Procedural Posture and Choice of Law
The case was before the court upon a motion to dismiss filed by Brian T. Licastro, World Health’s vice president of operations and in-house general counsel. Florida law applied because Florida is World Health’s state of incorporation. Nevertheless, the opinion has far-reaching impact, as “[e]ven though Florida law governs this claim, Delaware law is still relevant because ‘the Florida courts have relied upon Delaware corporate law to establish their own corporate doctrines.’”

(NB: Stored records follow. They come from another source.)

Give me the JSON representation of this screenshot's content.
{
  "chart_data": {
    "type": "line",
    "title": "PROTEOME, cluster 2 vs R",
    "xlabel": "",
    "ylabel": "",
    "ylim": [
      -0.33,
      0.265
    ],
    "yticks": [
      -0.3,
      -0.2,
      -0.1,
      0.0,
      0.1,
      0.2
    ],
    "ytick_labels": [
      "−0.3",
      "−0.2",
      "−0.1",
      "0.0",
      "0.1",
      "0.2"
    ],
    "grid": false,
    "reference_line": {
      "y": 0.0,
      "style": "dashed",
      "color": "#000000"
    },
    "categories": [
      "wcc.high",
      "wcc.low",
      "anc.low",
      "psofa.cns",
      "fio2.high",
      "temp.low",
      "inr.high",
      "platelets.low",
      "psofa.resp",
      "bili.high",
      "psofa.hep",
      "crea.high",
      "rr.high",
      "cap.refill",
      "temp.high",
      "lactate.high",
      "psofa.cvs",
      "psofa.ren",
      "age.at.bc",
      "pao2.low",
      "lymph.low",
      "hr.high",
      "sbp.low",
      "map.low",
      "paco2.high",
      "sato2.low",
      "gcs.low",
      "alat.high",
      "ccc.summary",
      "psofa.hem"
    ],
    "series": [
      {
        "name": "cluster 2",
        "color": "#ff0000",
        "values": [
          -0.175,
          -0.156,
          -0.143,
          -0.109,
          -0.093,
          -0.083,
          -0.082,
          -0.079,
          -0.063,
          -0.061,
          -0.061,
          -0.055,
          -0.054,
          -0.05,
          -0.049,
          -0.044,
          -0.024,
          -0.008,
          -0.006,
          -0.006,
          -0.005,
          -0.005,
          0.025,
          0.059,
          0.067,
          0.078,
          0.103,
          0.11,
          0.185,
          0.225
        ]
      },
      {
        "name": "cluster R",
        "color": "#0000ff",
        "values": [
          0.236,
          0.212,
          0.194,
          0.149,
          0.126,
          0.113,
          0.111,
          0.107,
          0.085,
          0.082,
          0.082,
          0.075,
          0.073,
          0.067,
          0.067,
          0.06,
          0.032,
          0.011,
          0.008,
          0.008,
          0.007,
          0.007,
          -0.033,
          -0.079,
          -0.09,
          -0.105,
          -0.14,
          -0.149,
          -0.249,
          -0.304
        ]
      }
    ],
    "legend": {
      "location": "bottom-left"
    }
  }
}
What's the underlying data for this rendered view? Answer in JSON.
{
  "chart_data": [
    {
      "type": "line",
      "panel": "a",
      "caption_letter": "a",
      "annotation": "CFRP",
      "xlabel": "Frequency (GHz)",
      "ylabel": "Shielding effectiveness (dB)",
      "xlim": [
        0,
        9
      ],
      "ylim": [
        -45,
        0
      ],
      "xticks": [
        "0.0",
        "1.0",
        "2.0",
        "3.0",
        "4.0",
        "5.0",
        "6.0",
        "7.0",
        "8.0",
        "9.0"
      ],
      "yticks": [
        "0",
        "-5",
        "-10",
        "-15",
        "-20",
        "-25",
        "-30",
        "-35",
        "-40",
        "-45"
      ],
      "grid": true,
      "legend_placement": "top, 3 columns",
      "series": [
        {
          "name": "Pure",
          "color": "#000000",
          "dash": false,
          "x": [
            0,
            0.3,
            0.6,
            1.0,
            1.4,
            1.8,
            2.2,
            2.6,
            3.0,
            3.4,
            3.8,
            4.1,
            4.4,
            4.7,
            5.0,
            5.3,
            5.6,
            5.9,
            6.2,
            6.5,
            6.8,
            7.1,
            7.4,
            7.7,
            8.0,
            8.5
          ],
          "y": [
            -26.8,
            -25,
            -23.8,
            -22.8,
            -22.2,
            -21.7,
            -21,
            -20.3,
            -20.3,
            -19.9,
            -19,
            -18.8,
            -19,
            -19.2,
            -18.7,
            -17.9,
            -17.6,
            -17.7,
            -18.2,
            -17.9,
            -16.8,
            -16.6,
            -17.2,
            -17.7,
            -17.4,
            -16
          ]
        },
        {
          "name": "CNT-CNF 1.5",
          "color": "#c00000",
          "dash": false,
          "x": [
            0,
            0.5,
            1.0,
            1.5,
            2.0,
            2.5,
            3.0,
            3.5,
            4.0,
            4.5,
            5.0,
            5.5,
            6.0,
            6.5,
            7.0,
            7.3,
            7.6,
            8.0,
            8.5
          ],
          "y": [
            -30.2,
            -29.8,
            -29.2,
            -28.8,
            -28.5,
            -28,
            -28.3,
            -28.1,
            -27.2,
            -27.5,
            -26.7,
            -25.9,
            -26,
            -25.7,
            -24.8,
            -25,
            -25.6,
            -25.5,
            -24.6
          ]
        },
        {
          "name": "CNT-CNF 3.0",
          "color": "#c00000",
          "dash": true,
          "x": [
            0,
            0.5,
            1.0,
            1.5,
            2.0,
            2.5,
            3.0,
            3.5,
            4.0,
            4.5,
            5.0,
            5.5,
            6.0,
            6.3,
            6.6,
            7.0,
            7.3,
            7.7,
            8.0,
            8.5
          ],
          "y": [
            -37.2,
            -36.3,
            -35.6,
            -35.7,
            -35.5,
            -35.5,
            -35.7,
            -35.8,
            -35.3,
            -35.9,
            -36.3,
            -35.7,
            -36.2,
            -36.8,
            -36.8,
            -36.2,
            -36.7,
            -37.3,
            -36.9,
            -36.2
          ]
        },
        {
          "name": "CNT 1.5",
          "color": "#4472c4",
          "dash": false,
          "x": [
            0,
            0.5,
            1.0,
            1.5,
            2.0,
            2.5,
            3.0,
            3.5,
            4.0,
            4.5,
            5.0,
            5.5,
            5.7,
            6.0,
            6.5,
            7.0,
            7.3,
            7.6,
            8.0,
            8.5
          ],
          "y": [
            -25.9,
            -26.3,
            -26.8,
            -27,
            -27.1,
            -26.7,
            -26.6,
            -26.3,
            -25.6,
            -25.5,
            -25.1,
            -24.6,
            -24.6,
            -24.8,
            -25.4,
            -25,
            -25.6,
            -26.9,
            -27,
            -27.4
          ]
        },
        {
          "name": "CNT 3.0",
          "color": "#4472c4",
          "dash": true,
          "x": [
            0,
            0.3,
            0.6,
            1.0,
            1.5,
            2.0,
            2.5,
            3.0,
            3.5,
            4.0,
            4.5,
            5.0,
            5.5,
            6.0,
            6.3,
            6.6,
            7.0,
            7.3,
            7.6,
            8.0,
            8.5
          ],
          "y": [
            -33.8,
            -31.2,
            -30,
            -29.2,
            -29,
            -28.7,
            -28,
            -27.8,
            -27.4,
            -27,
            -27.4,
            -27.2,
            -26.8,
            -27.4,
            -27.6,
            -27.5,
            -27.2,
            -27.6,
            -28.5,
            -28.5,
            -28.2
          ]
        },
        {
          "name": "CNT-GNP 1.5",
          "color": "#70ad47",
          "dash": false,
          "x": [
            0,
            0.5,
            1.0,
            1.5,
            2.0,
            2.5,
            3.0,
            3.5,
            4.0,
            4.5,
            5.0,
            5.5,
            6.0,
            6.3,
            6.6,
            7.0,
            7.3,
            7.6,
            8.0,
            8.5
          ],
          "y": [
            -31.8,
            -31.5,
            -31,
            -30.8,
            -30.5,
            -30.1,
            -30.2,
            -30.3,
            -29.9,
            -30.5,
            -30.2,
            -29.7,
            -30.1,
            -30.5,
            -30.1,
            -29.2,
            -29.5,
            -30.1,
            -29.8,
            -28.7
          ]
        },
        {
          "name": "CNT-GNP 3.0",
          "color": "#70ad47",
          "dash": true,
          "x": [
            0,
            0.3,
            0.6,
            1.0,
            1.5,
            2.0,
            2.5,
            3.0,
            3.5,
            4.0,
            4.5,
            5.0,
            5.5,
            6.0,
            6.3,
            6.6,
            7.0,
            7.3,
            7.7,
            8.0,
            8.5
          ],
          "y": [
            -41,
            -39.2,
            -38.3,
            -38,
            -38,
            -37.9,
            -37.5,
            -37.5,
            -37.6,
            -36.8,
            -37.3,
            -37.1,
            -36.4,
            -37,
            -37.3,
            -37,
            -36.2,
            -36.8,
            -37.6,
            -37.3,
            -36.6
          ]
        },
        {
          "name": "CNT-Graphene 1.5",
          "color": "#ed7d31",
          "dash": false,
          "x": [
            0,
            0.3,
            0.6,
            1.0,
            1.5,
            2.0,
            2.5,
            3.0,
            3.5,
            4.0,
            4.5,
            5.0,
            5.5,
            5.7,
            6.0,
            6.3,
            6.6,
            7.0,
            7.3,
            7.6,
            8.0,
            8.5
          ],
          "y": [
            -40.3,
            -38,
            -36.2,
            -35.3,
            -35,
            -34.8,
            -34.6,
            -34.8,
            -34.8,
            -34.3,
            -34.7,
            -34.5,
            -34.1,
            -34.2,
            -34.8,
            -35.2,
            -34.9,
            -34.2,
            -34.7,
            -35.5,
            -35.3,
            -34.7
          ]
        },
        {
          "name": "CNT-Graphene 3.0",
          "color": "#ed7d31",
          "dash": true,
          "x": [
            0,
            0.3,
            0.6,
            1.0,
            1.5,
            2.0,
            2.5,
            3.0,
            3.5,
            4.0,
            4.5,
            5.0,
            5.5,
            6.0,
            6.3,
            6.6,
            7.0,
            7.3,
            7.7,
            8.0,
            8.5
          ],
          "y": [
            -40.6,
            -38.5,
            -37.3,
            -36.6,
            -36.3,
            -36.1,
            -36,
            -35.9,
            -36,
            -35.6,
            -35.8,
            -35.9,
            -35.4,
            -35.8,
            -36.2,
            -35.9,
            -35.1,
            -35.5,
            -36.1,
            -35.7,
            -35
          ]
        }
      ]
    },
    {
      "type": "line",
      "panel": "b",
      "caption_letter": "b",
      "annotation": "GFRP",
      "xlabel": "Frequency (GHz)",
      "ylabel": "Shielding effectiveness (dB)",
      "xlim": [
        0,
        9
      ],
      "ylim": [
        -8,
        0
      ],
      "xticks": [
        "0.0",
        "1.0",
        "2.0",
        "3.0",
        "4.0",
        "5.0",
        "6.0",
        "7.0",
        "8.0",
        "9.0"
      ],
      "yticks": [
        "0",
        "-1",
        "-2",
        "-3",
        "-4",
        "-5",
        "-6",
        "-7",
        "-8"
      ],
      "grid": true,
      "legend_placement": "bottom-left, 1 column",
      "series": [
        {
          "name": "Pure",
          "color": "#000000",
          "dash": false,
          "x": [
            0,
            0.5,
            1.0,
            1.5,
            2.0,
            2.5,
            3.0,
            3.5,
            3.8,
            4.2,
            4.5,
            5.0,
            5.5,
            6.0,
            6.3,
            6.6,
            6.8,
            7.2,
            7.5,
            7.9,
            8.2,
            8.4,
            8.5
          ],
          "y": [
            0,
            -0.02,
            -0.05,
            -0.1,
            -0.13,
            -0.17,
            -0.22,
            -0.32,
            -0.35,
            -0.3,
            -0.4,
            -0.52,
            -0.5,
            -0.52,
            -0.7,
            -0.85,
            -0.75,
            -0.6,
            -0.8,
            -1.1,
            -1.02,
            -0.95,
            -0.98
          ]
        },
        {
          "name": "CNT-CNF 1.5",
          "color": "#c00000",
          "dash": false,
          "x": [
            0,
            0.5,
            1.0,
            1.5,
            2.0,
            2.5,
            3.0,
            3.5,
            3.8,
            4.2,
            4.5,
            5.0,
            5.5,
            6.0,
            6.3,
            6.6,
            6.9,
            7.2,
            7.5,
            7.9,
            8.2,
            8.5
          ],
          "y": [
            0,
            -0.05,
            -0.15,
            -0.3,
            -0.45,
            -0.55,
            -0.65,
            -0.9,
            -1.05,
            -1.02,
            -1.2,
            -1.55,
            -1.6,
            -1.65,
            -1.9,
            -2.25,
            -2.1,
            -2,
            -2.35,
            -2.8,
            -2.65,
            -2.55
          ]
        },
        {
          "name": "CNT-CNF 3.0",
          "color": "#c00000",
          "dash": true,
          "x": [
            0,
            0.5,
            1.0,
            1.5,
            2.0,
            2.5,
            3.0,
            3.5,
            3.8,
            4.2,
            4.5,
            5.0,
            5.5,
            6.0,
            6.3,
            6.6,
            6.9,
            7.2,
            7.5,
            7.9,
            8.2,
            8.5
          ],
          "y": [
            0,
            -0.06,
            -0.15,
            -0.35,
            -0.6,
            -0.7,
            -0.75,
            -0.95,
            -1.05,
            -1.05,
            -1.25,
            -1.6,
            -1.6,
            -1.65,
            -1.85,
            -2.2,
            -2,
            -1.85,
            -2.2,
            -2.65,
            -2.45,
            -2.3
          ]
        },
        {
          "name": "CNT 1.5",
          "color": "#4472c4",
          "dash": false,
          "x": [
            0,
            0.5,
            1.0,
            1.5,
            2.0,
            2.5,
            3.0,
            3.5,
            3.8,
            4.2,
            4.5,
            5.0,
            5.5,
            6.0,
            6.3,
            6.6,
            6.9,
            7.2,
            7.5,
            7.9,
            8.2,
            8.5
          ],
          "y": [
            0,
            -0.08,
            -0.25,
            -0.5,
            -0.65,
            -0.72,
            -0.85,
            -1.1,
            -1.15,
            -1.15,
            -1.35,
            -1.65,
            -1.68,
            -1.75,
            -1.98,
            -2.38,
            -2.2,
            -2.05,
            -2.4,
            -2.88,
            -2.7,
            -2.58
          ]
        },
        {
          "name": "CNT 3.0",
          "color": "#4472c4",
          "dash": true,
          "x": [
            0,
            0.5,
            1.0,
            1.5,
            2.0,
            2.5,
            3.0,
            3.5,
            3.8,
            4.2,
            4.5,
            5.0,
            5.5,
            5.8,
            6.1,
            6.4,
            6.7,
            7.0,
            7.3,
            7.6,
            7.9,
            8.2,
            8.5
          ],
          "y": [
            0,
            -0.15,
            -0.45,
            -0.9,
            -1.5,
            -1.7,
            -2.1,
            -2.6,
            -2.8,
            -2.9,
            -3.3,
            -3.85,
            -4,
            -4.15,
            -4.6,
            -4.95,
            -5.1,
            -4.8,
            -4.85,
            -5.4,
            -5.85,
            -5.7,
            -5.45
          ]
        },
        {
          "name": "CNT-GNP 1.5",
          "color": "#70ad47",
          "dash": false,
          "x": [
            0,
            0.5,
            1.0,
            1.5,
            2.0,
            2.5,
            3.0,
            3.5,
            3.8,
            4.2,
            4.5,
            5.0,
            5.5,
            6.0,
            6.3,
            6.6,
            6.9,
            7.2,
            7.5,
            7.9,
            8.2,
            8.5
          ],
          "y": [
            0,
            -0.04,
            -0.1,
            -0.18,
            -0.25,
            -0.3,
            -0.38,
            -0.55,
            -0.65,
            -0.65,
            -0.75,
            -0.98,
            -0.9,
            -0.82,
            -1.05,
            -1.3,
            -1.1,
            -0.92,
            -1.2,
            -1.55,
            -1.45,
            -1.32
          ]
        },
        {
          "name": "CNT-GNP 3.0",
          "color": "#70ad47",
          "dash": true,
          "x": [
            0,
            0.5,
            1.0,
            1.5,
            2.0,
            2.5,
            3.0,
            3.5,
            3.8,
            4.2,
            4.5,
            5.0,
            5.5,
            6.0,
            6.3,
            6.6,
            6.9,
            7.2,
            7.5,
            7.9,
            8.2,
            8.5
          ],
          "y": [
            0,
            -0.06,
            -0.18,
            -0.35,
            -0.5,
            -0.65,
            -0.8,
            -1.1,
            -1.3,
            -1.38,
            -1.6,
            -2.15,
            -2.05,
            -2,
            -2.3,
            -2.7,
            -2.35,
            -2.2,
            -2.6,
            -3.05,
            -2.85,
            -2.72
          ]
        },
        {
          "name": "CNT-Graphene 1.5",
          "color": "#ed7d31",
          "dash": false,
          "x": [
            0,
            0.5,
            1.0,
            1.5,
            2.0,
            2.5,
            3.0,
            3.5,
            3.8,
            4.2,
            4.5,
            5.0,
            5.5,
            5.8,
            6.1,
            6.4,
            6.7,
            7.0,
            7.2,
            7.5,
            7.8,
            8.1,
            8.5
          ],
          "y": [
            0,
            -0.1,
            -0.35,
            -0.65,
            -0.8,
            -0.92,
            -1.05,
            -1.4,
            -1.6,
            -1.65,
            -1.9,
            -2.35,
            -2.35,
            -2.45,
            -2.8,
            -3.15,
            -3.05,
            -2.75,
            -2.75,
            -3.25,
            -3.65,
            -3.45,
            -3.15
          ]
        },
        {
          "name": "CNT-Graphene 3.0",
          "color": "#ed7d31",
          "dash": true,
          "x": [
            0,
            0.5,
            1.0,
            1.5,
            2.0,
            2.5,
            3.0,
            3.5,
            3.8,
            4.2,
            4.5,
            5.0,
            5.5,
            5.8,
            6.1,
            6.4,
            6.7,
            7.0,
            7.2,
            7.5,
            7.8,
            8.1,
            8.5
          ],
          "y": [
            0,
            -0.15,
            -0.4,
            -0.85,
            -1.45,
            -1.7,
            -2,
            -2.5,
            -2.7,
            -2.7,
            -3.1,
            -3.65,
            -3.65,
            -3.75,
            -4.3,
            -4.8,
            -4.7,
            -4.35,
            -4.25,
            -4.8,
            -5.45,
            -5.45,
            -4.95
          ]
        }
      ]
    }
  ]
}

Fiduciary Duty Claims and Analysis
In reliance on In re Caremark Int’l, Inc. Derivative Litigation, 698 A.2d 959 (Del. Ch. 1996), Stone v. Ritter, 911 A.2d 362 (Del. 2006) and several other cases,the Trustee claimed that Licastro “breached the duty of care by failing to implement an adequate monitoring system and/or the failure to utilize such system to safeguard against corporate wrongdoing.” The court quoted Stone, which provides as follows:
Caremark articulates the necessary conditions predicated for director oversight liability: (a) the directors utterly failed to implement any reporting or information system or controls; or (b) having implemented such a system or control, consciously failed to monitor or oversee its operation thus disabling themselves from being informed of the risks or problems requiring their attention.
The Trustee alleged that Licastro, as the vice president of operation and in-house general counsel, was responsible for failing to implement an internal monitoring system or utilize such system as required by Caremark and its progeny. Licastro countered by arguing that the Caremark line of cases does not apply, stating, “The Trustee has sought to drastically broaden the scope of Caremark by expanding liability for allegedly failure of oversight to not just corporate directors, but also to corporate officers and employees. Delaware law does not recognize this principle.”
The court disagreed with Licastro, holding that the Caremark fiduciary duties apply to officers, including a corporation’s general counsel. The court cited multiple opinions to establish the applicability of the fiduciary duties to corporate officers, including In re Walt Disney Co. Derivative Litigation, No. Civ. A. 15452, 2004 WL 2050138, at 3 (Del. Ch. Sept 10, 2004), which stated,
To date, the fiduciary duties of officers have been assumed to be identical to those of directors. With respect to directors, those duties include the duty of care and the duty of loyalty. There has also been much discussion regarding a duty of good faith, which may or may not be subsumed under the duty of loyalty . . . . [U]pon becoming an officer on October 1, 1995, Ovitz owed fiduciary duties to Disney and its shareholders.
Thus, the court concluded, “it is clear that under both Delaware and Florida law both officers and directors owe fiduciary duties to the corporation,” and such duties extend to general counsel. It was possible that Licastro breached his fiduciary duties by failing to “implement an adequate monitoring system and/or failure to utilize such system to safeguard against corporate wrongdoing.”
This case serves as a reminder that both directors and officers, including a corporation’s general counsel, must strictly adhere to their fiduciary duties and emphasizes the importance of the implementation of strong internal controls designed to protect the corporation against fraudulent activities such as the activities highlighted in this case.